Promisingly, two handsome young men, Will and David, fall into the latter’s flat together, hands all over one another. Gleefully full of the drink, things seem headed in one direction, until David puts pause to Will’s advances in definitive fashion: he has HIV. 

While this would leave some men legging it, instead Will stays to discuss the implications of David’s confession at length: why it happened, how he’s coping, how his family have reacted. Their conversations are punctured by vignettes of David talking with the the other important players in his life. This includes the nurse who doesn’t understand why he doesn’t want to go on antivirals, the sister that’s cross he was stupid enough to catch the virus, the ex that gave him the disease by being unfaithful during the course of their relationship. If that sounds like a great deal of talking, it is.  

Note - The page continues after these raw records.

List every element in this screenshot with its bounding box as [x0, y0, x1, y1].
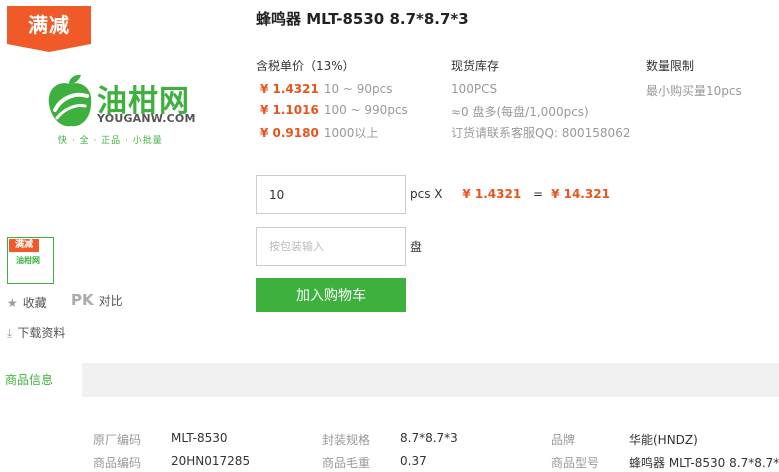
price-tier: ¥ 1.1016 100 ~ 990pcs [260, 103, 408, 117]
tier-price: ¥ 1.4321 [260, 82, 319, 96]
spec-key: 封装规格 [322, 433, 371, 447]
price-header: 含税单价（13%） [256, 59, 355, 73]
total-price: ¥ 14.321 [551, 187, 610, 201]
quantity-input[interactable] [256, 175, 406, 214]
package-unit-label: 盘 [410, 240, 423, 254]
tier-range: 10 ~ 90pcs [323, 82, 393, 96]
package-quantity-input[interactable] [256, 227, 406, 266]
compare-button[interactable]: PK 对比 [71, 291, 123, 309]
brand-slogan: 快 · 全 · 正品 · 小批量 [58, 136, 163, 146]
price-tier: ¥ 0.9180 1000以上 [260, 124, 378, 141]
spec-key: 商品编码 [93, 456, 142, 470]
tier-price: ¥ 0.9180 [260, 126, 319, 140]
add-to-cart-button[interactable]: 加入购物车 [256, 278, 406, 312]
price-tier: ¥ 1.4321 10 ~ 90pcs [260, 82, 393, 96]
quantity-unit-label: pcs X [410, 187, 443, 201]
spec-value: MLT-8530 [171, 431, 228, 445]
tier-range: 1000以上 [323, 126, 379, 140]
spec-value: 0.37 [400, 454, 427, 468]
stock-reels: ≈0 盘多(每盘/1,000pcs) [451, 105, 589, 119]
spec-value: 20HN017285 [171, 454, 251, 468]
favorite-button[interactable]: ★ 收藏 [7, 294, 47, 311]
thumbnail-logo: 油柑网 [16, 256, 40, 265]
promo-ribbon: 满减 [7, 6, 91, 52]
pk-icon: PK [71, 291, 94, 309]
detail-tab-strip: 商品信息 [0, 363, 779, 397]
spec-value: 8.7*8.7*3 [400, 431, 458, 445]
stock-quantity: 100PCS [451, 82, 498, 96]
download-label: 下载资料 [17, 326, 66, 340]
download-datasheet-link[interactable]: ⤓ 下载资料 [7, 324, 65, 341]
product-thumbnail[interactable]: 满减 油柑网 [7, 237, 54, 284]
stock-contact: 订货请联系客服QQ: 800158062 [451, 126, 631, 140]
promo-badge-label: 满减 [28, 13, 70, 37]
tab-product-info[interactable]: 商品信息 [0, 363, 82, 397]
min-order-quantity: 最小购买量10pcs [646, 84, 742, 98]
thumbnail-promo-badge: 满减 [9, 239, 39, 252]
tier-price: ¥ 1.1016 [260, 103, 319, 117]
spec-value: 华能(HNDZ) [629, 433, 698, 447]
spec-key: 原厂编码 [93, 433, 142, 447]
spec-key: 商品型号 [551, 456, 600, 470]
compare-label: 对比 [98, 294, 123, 308]
brand-logo[interactable]: 油柑网 YOUGANW.COM 快 · 全 · 正品 · 小批量 [45, 72, 195, 150]
equals-sign: = [533, 187, 544, 201]
spec-key: 品牌 [551, 433, 576, 447]
spec-value: 蜂鸣器 MLT-8530 8.7*8.7*3 [629, 456, 779, 470]
brand-name-en: YOUGANW.COM [97, 112, 196, 125]
tier-range: 100 ~ 990pcs [323, 103, 408, 117]
limit-header: 数量限制 [646, 59, 695, 73]
product-title: 蜂鸣器 MLT-8530 8.7*8.7*3 [256, 10, 469, 28]
price-calculation: pcs X ¥ 1.4321 = ¥ 14.321 [410, 187, 610, 201]
unit-price: ¥ 1.4321 [462, 187, 522, 201]
download-icon: ⤓ [7, 326, 13, 340]
star-icon: ★ [7, 296, 18, 310]
apple-leaf-icon [48, 74, 92, 127]
stock-header: 现货库存 [451, 59, 500, 73]
favorite-label: 收藏 [22, 296, 47, 310]
spec-key: 商品毛重 [322, 456, 371, 470]
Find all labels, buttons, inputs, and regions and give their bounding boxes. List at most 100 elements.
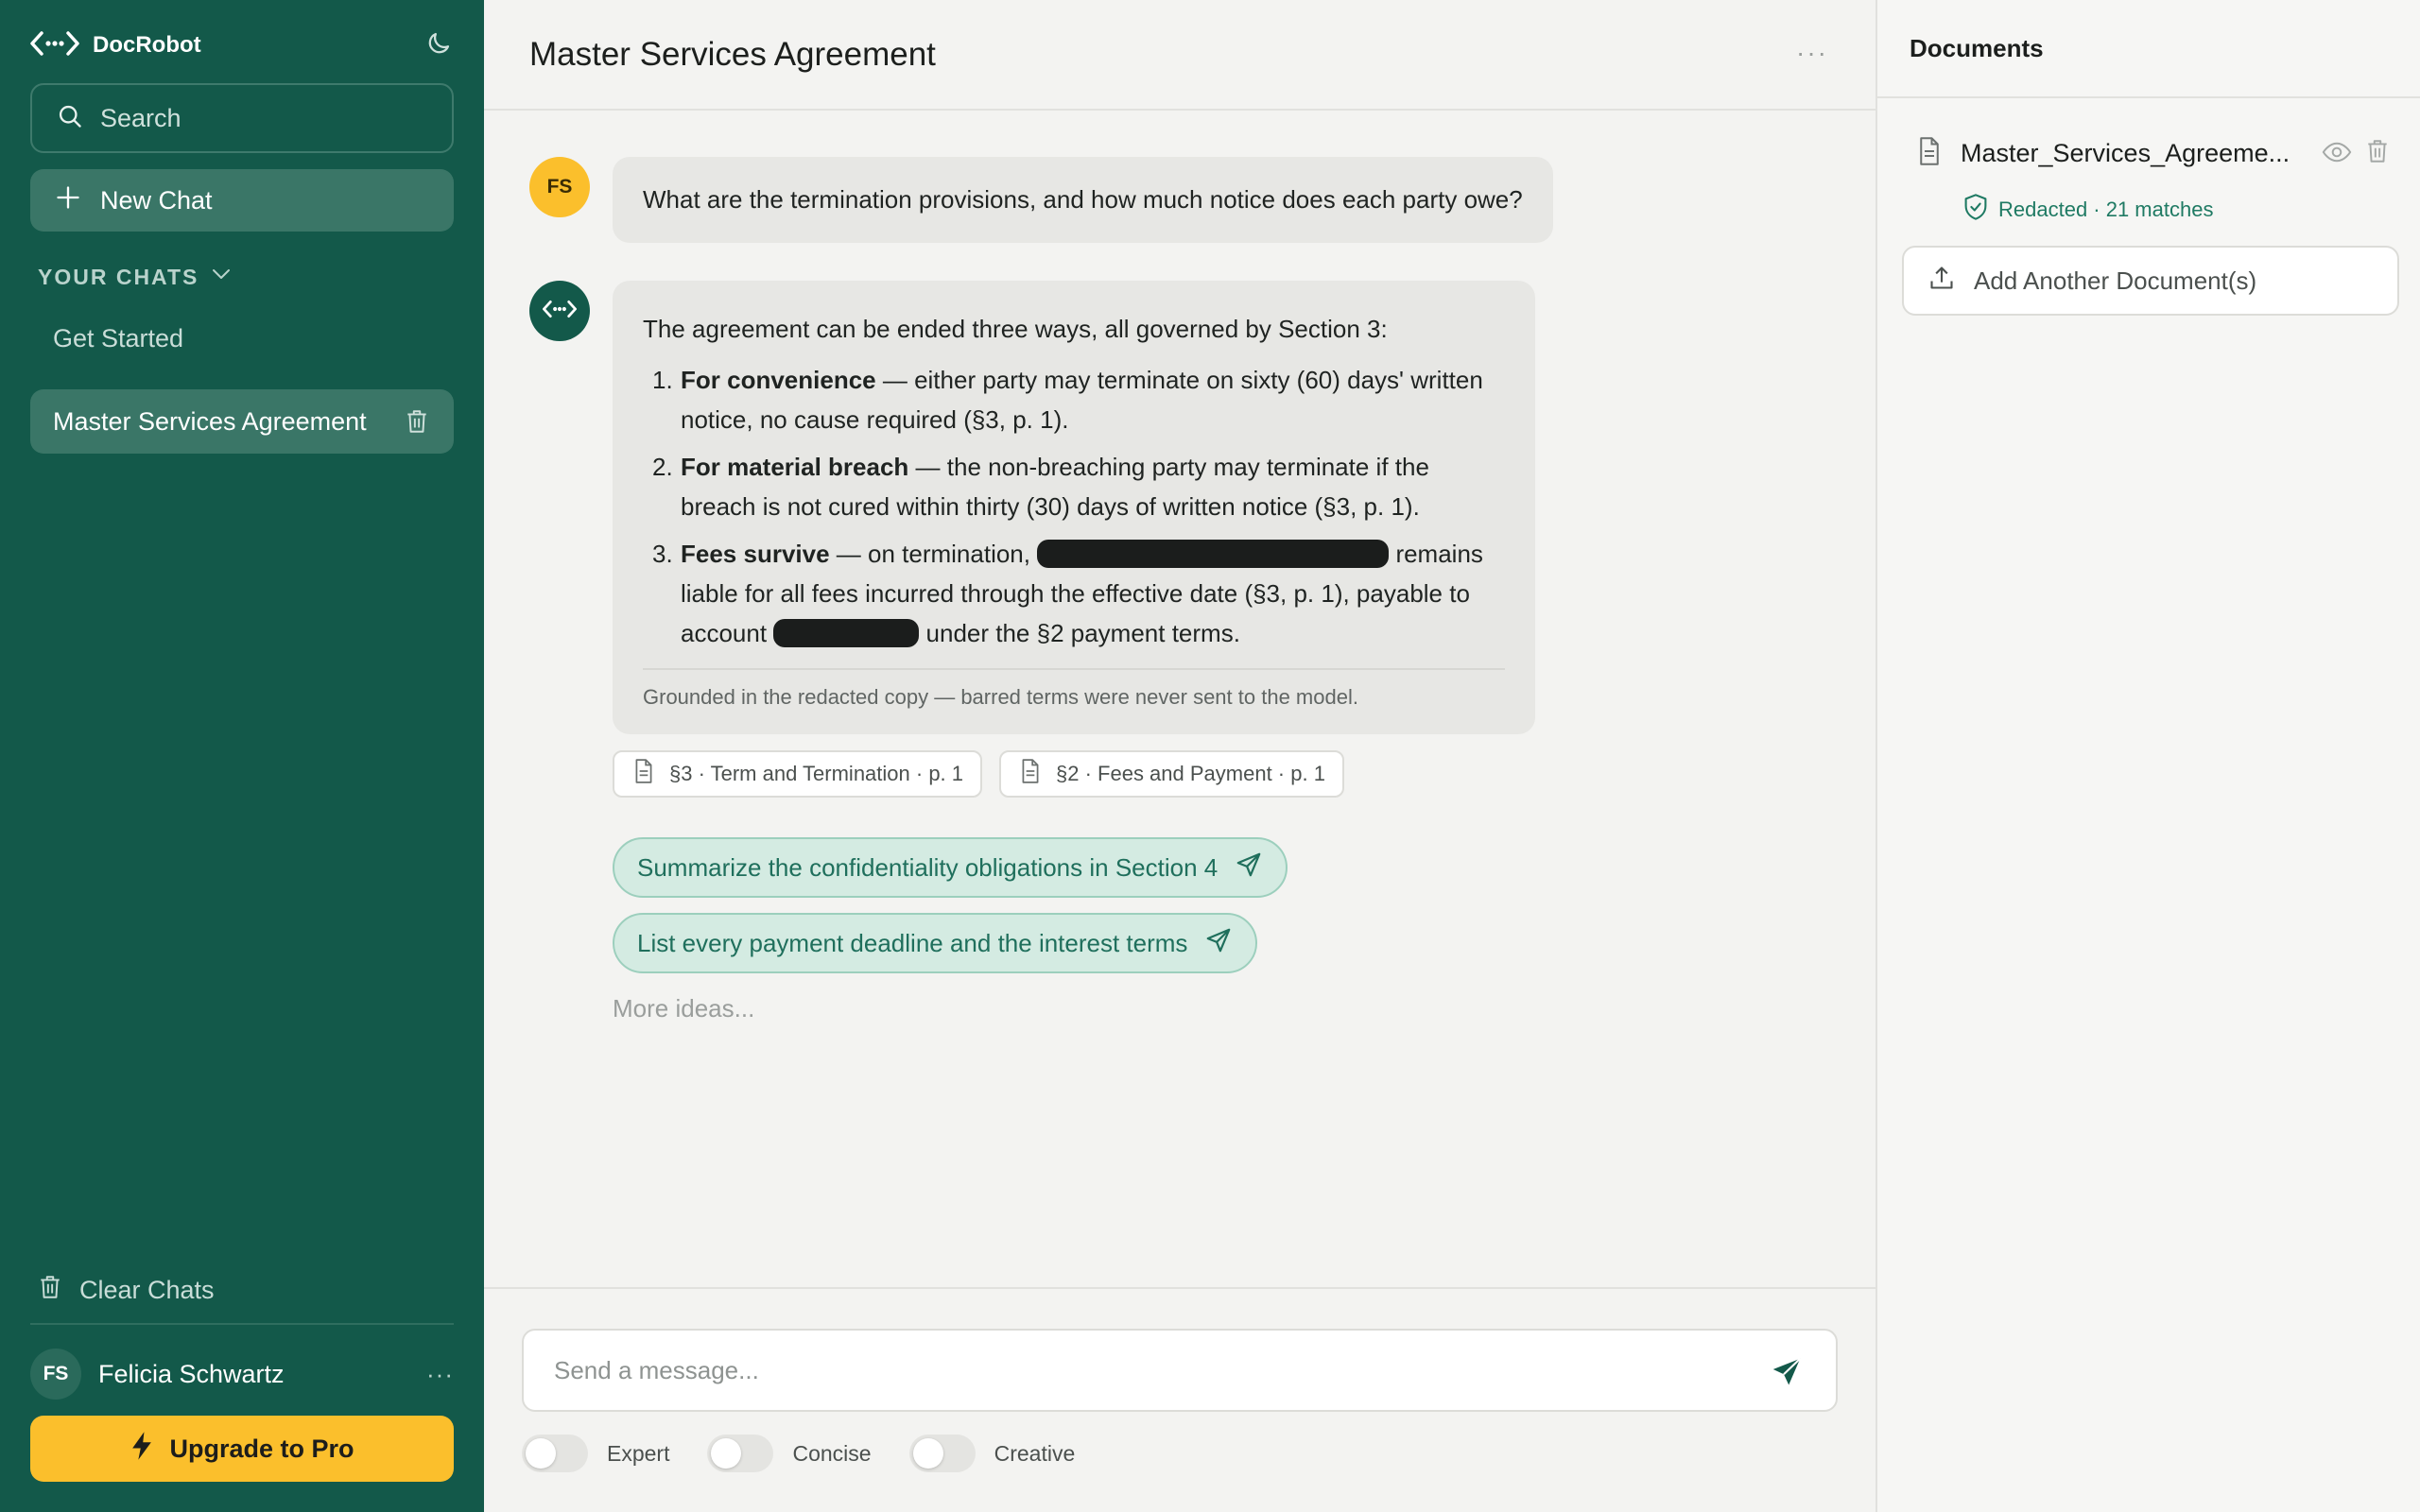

An ‘issue’ play with a capital I, Fronting suffers from having a protagonist in search of a personality – beyond the anger at his HIV diagnosis, David doesn’t have the sense of acting like a living, breathing human being. He’s a public service announcement in theatrical form. He and Will sink back wine at a rate that would leave most elephants comatose and proceed to touch on every possible gay concern they can (and with surprising salience for drunk people). The topics thy discuss include being a gay Catholic, how they came out and what protection they use. It can be delicious to witness two people divulge themselves to one another, and drift into love, but in this instance their monologues feel more like a carrier for playwright Darren Hardie’s preoccupations than two people wrapped up in the push and pull of wooing. 

Those preoccupations are noble and the play is tender, and reflective, but sadly there’s no hook to invest in the live’s of the pair on stage.  Its sincerity is touching, its message relatable and clear. But Fronting lacks the narrative drive to push it into truly arresting theatre.